Joseph Cornell é o grande mago da colagem tridimensional.
Cartógrafo do imaginário, ele transpôs constelações fantásticas para o lombo impensável
do cotidiano. Louçarias, aramados, gradis, recortes esmiuçados de cenas as mais
vulgares, todas essas formas imprevisíveis foram intimadas a fazer parte do enredo
de suas caixas. Seu olhar guardava em si uma perene valise do mistério. Como conciliar
todas aquelas sombras em torno de um novo oratório de sensações? O desafio era proposto pelo artista. A ele não cabia solução e sim ampliar o
raio de ação da inquietude. Em uma de suas mais notáveis viagens por uma insólita
dimensão do poético dedicou uma belíssima caixa a Emily Dickinson. Ao acolher um
verso dela, Cornell o leva a viajar para um lugar tão distante de sua origem que
o redimensiona por completo, dando-lhe nova vida talvez apenas intimamente pressentida.

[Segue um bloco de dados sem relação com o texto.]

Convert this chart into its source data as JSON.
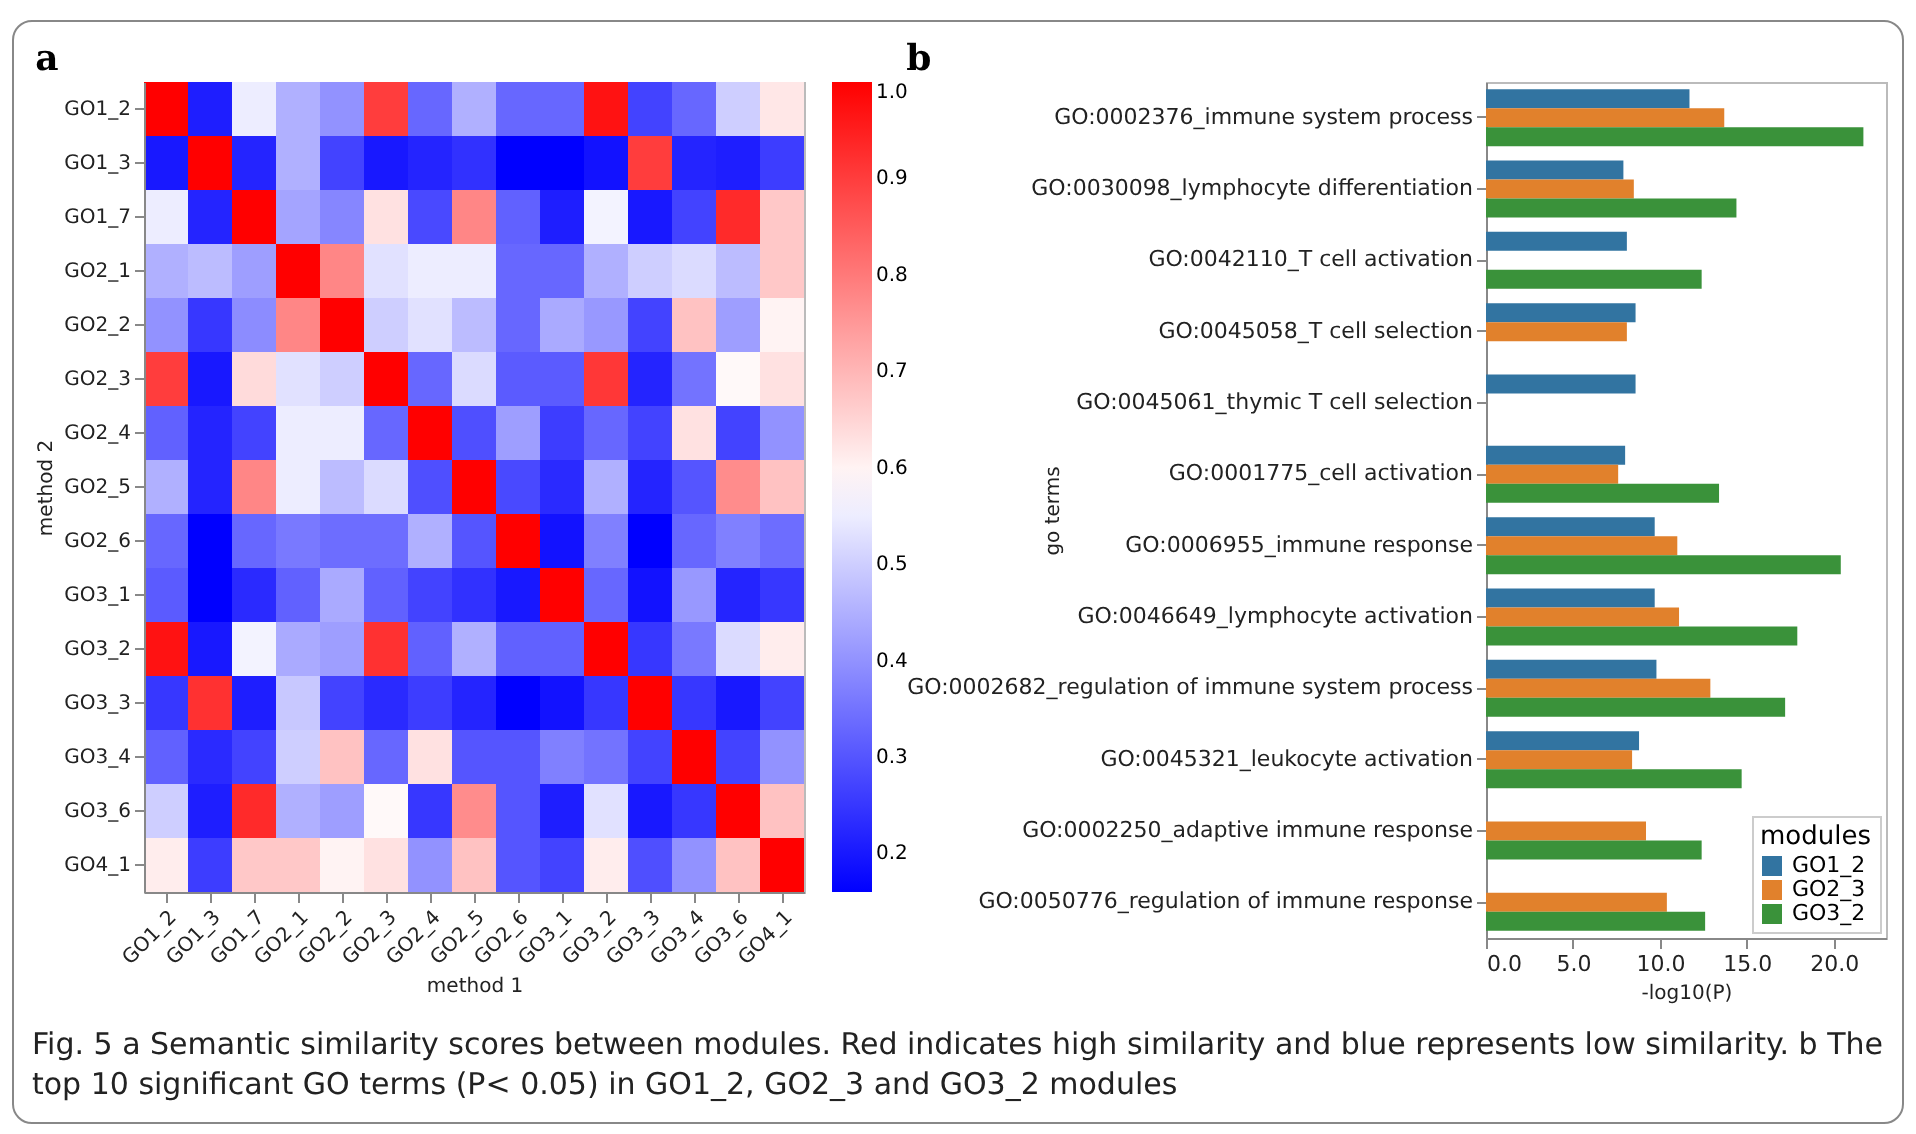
{
  "chart_data": [
    {
      "type": "heatmap",
      "title": "a",
      "xlabel": "method 1",
      "ylabel": "method 2",
      "categories": [
        "GO1_2",
        "GO1_3",
        "GO1_7",
        "GO2_1",
        "GO2_2",
        "GO2_3",
        "GO2_4",
        "GO2_5",
        "GO2_6",
        "GO3_1",
        "GO3_2",
        "GO3_3",
        "GO3_4",
        "GO3_6",
        "GO4_1"
      ],
      "y_categories": [
        "GO1_2",
        "GO1_3",
        "GO1_7",
        "GO2_1",
        "GO2_2",
        "GO2_3",
        "GO2_4",
        "GO2_5",
        "GO2_6",
        "GO3_1",
        "GO3_2",
        "GO3_3",
        "GO3_4",
        "GO3_6",
        "GO4_1"
      ],
      "cells": [
        [
          1.0,
          0.21,
          0.55,
          0.45,
          0.4,
          0.9,
          0.33,
          0.45,
          0.33,
          0.33,
          0.97,
          0.27,
          0.33,
          0.5,
          0.62
        ],
        [
          0.2,
          1.0,
          0.22,
          0.45,
          0.27,
          0.2,
          0.22,
          0.24,
          0.16,
          0.16,
          0.19,
          0.9,
          0.22,
          0.21,
          0.26
        ],
        [
          0.55,
          0.22,
          1.0,
          0.43,
          0.38,
          0.63,
          0.28,
          0.78,
          0.32,
          0.21,
          0.56,
          0.2,
          0.27,
          0.93,
          0.67
        ],
        [
          0.45,
          0.47,
          0.42,
          1.0,
          0.78,
          0.53,
          0.55,
          0.55,
          0.33,
          0.33,
          0.45,
          0.5,
          0.52,
          0.47,
          0.67
        ],
        [
          0.4,
          0.25,
          0.39,
          0.78,
          1.0,
          0.5,
          0.53,
          0.47,
          0.33,
          0.44,
          0.41,
          0.27,
          0.68,
          0.42,
          0.6
        ],
        [
          0.9,
          0.2,
          0.64,
          0.53,
          0.5,
          1.0,
          0.33,
          0.52,
          0.31,
          0.31,
          0.91,
          0.22,
          0.35,
          0.59,
          0.63
        ],
        [
          0.32,
          0.22,
          0.27,
          0.55,
          0.55,
          0.33,
          1.0,
          0.29,
          0.42,
          0.26,
          0.33,
          0.27,
          0.63,
          0.27,
          0.4
        ],
        [
          0.45,
          0.22,
          0.78,
          0.55,
          0.47,
          0.52,
          0.29,
          1.0,
          0.28,
          0.23,
          0.45,
          0.22,
          0.3,
          0.77,
          0.68
        ],
        [
          0.33,
          0.16,
          0.33,
          0.36,
          0.34,
          0.34,
          0.45,
          0.3,
          1.0,
          0.19,
          0.37,
          0.16,
          0.33,
          0.37,
          0.34
        ],
        [
          0.31,
          0.16,
          0.23,
          0.32,
          0.44,
          0.32,
          0.27,
          0.24,
          0.2,
          1.0,
          0.33,
          0.19,
          0.41,
          0.22,
          0.25
        ],
        [
          0.97,
          0.2,
          0.56,
          0.44,
          0.42,
          0.92,
          0.32,
          0.45,
          0.32,
          0.32,
          1.0,
          0.25,
          0.36,
          0.52,
          0.61
        ],
        [
          0.25,
          0.92,
          0.21,
          0.49,
          0.27,
          0.23,
          0.26,
          0.22,
          0.16,
          0.19,
          0.25,
          1.0,
          0.25,
          0.2,
          0.27
        ],
        [
          0.32,
          0.23,
          0.27,
          0.5,
          0.68,
          0.33,
          0.63,
          0.3,
          0.3,
          0.37,
          0.35,
          0.27,
          1.0,
          0.27,
          0.4
        ],
        [
          0.5,
          0.21,
          0.93,
          0.45,
          0.42,
          0.59,
          0.25,
          0.77,
          0.3,
          0.21,
          0.53,
          0.2,
          0.25,
          1.0,
          0.68
        ],
        [
          0.61,
          0.26,
          0.67,
          0.67,
          0.6,
          0.63,
          0.4,
          0.68,
          0.3,
          0.27,
          0.61,
          0.29,
          0.4,
          0.68,
          1.0
        ]
      ],
      "clim": [
        0.16,
        1.0
      ],
      "cticks": [
        0.2,
        0.3,
        0.4,
        0.5,
        0.6,
        0.7,
        0.8,
        0.9,
        {
          "value": 1.0,
          "label": "1.0"
        }
      ],
      "annotations": [
        "Fig. 5 a Semantic similarity scores between modules. Red indicates high similarity and blue represents low similarity. b The top 10 significant GO terms (P< 0.05) in GO1_2, GO2_3 and GO3_2 modules"
      ]
    },
    {
      "type": "bar",
      "orientation": "horizontal",
      "title": "b",
      "xlabel": "-log10(P)",
      "ylabel": "go terms",
      "legend_title": "modules",
      "legend": "bottom right",
      "categories": [
        "GO:0002376_immune system process",
        "GO:0030098_lymphocyte differentiation",
        "GO:0042110_T cell activation",
        "GO:0045058_T cell selection",
        "GO:0045061_thymic T cell selection",
        "GO:0001775_cell activation",
        "GO:0006955_immune response",
        "GO:0046649_lymphocyte activation",
        "GO:0002682_regulation of immune system process",
        "GO:0045321_leukocyte activation",
        "GO:0002250_adaptive immune response",
        "GO:0050776_regulation of immune response"
      ],
      "series": [
        {
          "name": "GO1_2",
          "color": "#3274a1",
          "values": [
            11.7,
            7.9,
            8.1,
            8.6,
            8.6,
            8.0,
            9.7,
            9.7,
            9.8,
            8.8,
            null,
            null
          ]
        },
        {
          "name": "GO2_3",
          "color": "#e1812c",
          "values": [
            13.7,
            8.5,
            null,
            8.1,
            null,
            7.6,
            11.0,
            11.1,
            12.9,
            8.4,
            9.2,
            10.4
          ]
        },
        {
          "name": "GO3_2",
          "color": "#3a923a",
          "values": [
            21.7,
            14.4,
            12.4,
            null,
            null,
            13.4,
            20.4,
            17.9,
            17.2,
            14.7,
            12.4,
            12.6
          ]
        }
      ],
      "xlim": [
        0,
        23
      ],
      "xticks": [
        {
          "value": 0,
          "label": "0.0"
        },
        {
          "value": 5,
          "label": "5.0"
        },
        {
          "value": 10,
          "label": "10.0"
        },
        {
          "value": 15,
          "label": "15.0"
        },
        {
          "value": 20,
          "label": "20.0"
        }
      ]
    }
  ]
}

Cornell era um minucioso colecionador de imagens. Autodidata, desde cedo
manifestou curiosidade em relação à astronomia e à cartografia, bem como à história
do papel na Ásia e à publicação de inúmeras revistas populares. A partir daí criou
singulares truques de montagem que viriam a influenciar enormemente as artes no
século XX. A conquista da tridimensionalidade era um modo de tornar reais os atributos
da imaginação, do sonho, da memória, criando uma infinidade de vislumbres narrativos.
Sua inquietude criativa o levou a experimentar uma vastidão de técnicas de colagem
e justaposição, projeção e animação, rompendo com toda forma de linearidade na concepção
artística, ao ponto de tornar-se um marco algo intransponível frente a tantos artistas
que o sucederam. Livrar-se da sombra implacável de Joseph Cornell era um desafio
evidente no mundo das artes, tanto quanto o fora, no ambiente poético, o caso de
Fernando Pessoa.
Em minhas conversas com a artista Leila Ferraz sobre
Joseph Cornell ela me faz a seguinte observação:
Querido: Cornell nunca se declarou
surrealista. Surpreendeu nossos amigos que ultrapassaram os limites do convencional.

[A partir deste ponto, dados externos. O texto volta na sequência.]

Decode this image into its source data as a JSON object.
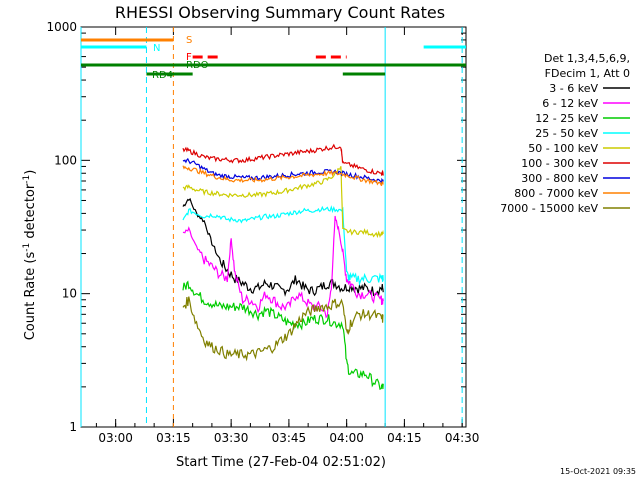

Isso sim. Influenciou todo aquele que buscou um novo olhar para criar um mundo íntimo.
De memórias poéticas e mágicas. Delicadas. Surpreendentes e incrivelmente lúdicas.
Minha roupagem de funcionamento simbólico poderia ter sido construída numa pequena
caixa de música. Eu pude escolher e dar-lhe minhas formas e dimensões. Se eu fosse
a Alice Liddell – a pequena Alice de Lewis Carroll – ou uma das outras ninfetas
que ele retratou, teria como meu mundo secreto cada obra de Cornell. Seu intimismo
poético e revelador. Eu abriria suas caixas e escutaria seus segredos. Estaria dentro
desse espaço conformado, pronta para abrir mais um misterioso segredo. Ninguém soube
se esconder nas fímbrias de suas caixas e objetos.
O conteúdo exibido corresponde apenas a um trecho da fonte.